Consider how, under former Kiwi prime minister Jacinda Ardern, New Zealand’s government wanted to put the indigenous Matauranga Maori, or “Ways of Knowing”, on the school science curriculum – effectively presenting it as equivalent to science. As the evolutionary biologist Richard Dawkins, who recently returned from a speaking tour of the country, pointed out last week: “New Zealand children will be taught the true wonder of DNA, while being simultaneously confused by the doctrine that all life throbs with a vital force conferred by the Earth Mother and the Sky Father. Origin myths are haunting and poetic, but they belong elsewhere in the curriculum.”

The idea of teaching “Ways of Knowing” as science has still not been quashed, to the misery of many in New Zealand, including those of Maori descent. Ardern and her government were fatally attracted to the doctrines of woke and this, predictably, left the country strewn with its sinister traces.

Teaching school kids that science is somehow racist – and that they should take their pick about what they want to believe – is a cruel and dangerous experiment. But it is not a surprising one. Look how efficiently the rise of intersectionality, which demands the sacrifice of reality on the altar of competing oppressions, has maligned the tenets of basic biology as no more than a regressive and transphobic conspiracy of – you guessed it – “cis-gendered” males.

This has led to outcomes like the over-hasty prescription of puberty-blocking or cross-sex hormones to children confused about their gender identity in a society that all but instructs them to be confused about it. It has led to medics in the US and the UK being frightened of using the word “woman”.

American universities, meanwhile, devote pages and pages to the apparent new job of science: to be “antiracist”. One provides a large “resource” entitled “10 Simple Rules for Building an Anti-Racist Lab”.

In 2021, notoriously, Ivy League students at Cornell University were offered a course entitled: “Black Holes: Race and the Cosmos”, which gave students the chance to mull the following: “Conventional wisdom would have it that the ‘black’ in black holes has nothing to do with race. Surely there can be no connection between the cosmos and the idea of racial blackness. Can there? Contemporary Black Studies theorists, artists, fiction writers implicitly and explicitly posit just such a connection.”

So the post-modern mockery of truth that underpins wokeness is now extending well beyond the humanities into areas that, until about five minutes ago, had been spared.

Now even things like punctuality, grammar, speaking well and writing properly are on the hit-list.
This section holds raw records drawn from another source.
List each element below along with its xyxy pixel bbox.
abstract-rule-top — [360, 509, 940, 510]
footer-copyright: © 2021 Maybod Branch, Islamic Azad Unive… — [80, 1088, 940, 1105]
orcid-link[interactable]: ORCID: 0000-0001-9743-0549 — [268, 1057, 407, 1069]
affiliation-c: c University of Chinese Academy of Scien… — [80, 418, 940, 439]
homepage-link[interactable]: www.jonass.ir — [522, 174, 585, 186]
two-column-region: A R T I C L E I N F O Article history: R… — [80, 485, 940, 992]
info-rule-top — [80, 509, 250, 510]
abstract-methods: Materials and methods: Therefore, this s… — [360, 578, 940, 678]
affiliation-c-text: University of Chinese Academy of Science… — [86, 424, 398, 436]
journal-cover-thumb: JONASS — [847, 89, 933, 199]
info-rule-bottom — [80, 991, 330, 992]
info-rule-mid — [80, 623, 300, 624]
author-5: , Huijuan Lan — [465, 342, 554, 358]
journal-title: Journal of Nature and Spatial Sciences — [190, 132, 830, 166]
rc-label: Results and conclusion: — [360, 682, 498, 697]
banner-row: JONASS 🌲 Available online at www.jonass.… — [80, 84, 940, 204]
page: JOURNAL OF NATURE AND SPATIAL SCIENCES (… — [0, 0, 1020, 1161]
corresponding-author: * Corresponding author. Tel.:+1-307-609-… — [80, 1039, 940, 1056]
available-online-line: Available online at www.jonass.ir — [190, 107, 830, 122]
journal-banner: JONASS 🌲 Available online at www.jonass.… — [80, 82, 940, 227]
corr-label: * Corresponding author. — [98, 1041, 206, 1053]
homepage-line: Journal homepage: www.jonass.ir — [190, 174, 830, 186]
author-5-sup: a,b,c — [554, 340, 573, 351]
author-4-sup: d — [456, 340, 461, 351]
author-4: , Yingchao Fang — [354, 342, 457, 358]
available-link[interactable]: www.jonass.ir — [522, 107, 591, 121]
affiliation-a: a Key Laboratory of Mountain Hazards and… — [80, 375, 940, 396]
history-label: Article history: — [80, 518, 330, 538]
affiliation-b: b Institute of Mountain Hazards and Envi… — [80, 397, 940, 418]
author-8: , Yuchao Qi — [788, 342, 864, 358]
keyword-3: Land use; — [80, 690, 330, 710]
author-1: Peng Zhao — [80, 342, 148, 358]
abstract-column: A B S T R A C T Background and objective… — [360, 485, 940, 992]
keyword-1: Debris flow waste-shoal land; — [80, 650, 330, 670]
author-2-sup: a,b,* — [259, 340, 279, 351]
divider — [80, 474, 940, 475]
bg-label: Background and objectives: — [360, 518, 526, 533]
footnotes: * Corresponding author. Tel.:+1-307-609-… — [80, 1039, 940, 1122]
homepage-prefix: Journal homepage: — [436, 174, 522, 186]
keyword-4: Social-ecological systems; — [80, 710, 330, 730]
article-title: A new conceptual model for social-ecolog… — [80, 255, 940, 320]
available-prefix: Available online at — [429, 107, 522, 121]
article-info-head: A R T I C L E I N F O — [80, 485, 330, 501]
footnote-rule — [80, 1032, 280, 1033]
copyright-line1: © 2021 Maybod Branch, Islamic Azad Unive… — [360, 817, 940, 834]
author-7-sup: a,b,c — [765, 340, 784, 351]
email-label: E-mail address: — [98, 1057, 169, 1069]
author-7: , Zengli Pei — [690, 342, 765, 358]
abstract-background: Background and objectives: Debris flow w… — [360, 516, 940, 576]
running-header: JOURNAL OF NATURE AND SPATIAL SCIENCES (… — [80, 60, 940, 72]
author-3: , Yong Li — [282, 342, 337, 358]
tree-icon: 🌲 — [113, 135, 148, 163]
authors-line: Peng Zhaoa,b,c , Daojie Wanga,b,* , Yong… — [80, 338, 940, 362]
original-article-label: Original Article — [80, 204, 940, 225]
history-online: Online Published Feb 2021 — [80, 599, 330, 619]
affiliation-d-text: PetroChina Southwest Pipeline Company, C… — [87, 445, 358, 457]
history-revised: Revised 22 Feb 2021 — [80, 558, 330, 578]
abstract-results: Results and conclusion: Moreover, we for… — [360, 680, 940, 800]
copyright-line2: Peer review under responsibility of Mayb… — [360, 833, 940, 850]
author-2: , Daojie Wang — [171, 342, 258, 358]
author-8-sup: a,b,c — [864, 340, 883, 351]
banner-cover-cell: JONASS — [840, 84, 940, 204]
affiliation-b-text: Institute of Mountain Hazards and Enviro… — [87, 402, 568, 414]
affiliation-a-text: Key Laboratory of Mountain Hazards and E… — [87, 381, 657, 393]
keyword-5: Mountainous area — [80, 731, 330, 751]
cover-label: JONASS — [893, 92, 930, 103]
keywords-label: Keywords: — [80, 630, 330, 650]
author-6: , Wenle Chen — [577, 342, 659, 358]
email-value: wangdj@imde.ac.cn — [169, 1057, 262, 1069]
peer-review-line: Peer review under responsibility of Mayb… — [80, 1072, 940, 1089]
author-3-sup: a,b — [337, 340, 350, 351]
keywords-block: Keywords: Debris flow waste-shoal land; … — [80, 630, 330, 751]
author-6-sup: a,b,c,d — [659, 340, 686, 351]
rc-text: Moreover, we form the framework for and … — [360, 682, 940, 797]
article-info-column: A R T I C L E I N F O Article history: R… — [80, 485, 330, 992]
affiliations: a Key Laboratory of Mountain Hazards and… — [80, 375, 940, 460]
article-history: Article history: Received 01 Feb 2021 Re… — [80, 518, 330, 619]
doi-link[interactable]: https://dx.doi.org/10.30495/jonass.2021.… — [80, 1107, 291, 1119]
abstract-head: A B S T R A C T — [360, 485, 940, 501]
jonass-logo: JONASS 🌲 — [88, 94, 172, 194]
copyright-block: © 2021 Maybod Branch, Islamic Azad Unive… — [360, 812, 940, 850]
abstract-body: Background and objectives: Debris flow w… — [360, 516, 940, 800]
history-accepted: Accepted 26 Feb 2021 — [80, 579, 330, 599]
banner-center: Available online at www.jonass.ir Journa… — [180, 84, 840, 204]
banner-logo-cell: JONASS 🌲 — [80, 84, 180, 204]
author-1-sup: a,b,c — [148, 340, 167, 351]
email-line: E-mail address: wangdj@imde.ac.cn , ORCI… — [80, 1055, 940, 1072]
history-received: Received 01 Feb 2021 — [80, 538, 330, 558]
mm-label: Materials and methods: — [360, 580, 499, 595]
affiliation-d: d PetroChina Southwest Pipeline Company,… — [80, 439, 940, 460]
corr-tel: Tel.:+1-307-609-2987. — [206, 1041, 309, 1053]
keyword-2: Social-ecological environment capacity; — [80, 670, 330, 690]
We learn from the “organiser-scholars” Tema Okun and Kenneth Jones, summarised in Stanford’s Social Innovation Review, that “professionalism has become coded language for white favoritism in workplace practices that more often than not privilege the values of white and Western employees and leave behind people of color.”

In the dock are “dress code, speech, work style, and timeliness”. Even “vocabulary and syntax can be a means for employment discrimination”.

In part because our lives depend on it, we must not let science fall under this totally insane view of the world. We’ve lost much to the woke forces of obscurantism already.

But a world in which it is not only possible, but actively encouraged, to strip science of its epistemological integrity – the quest for what is true and what is possible – and to treat it as though it were merely yet another discussion of people’s feelings, or a political platform for condemning racism and transphobia, is a world that is not destined to last very long.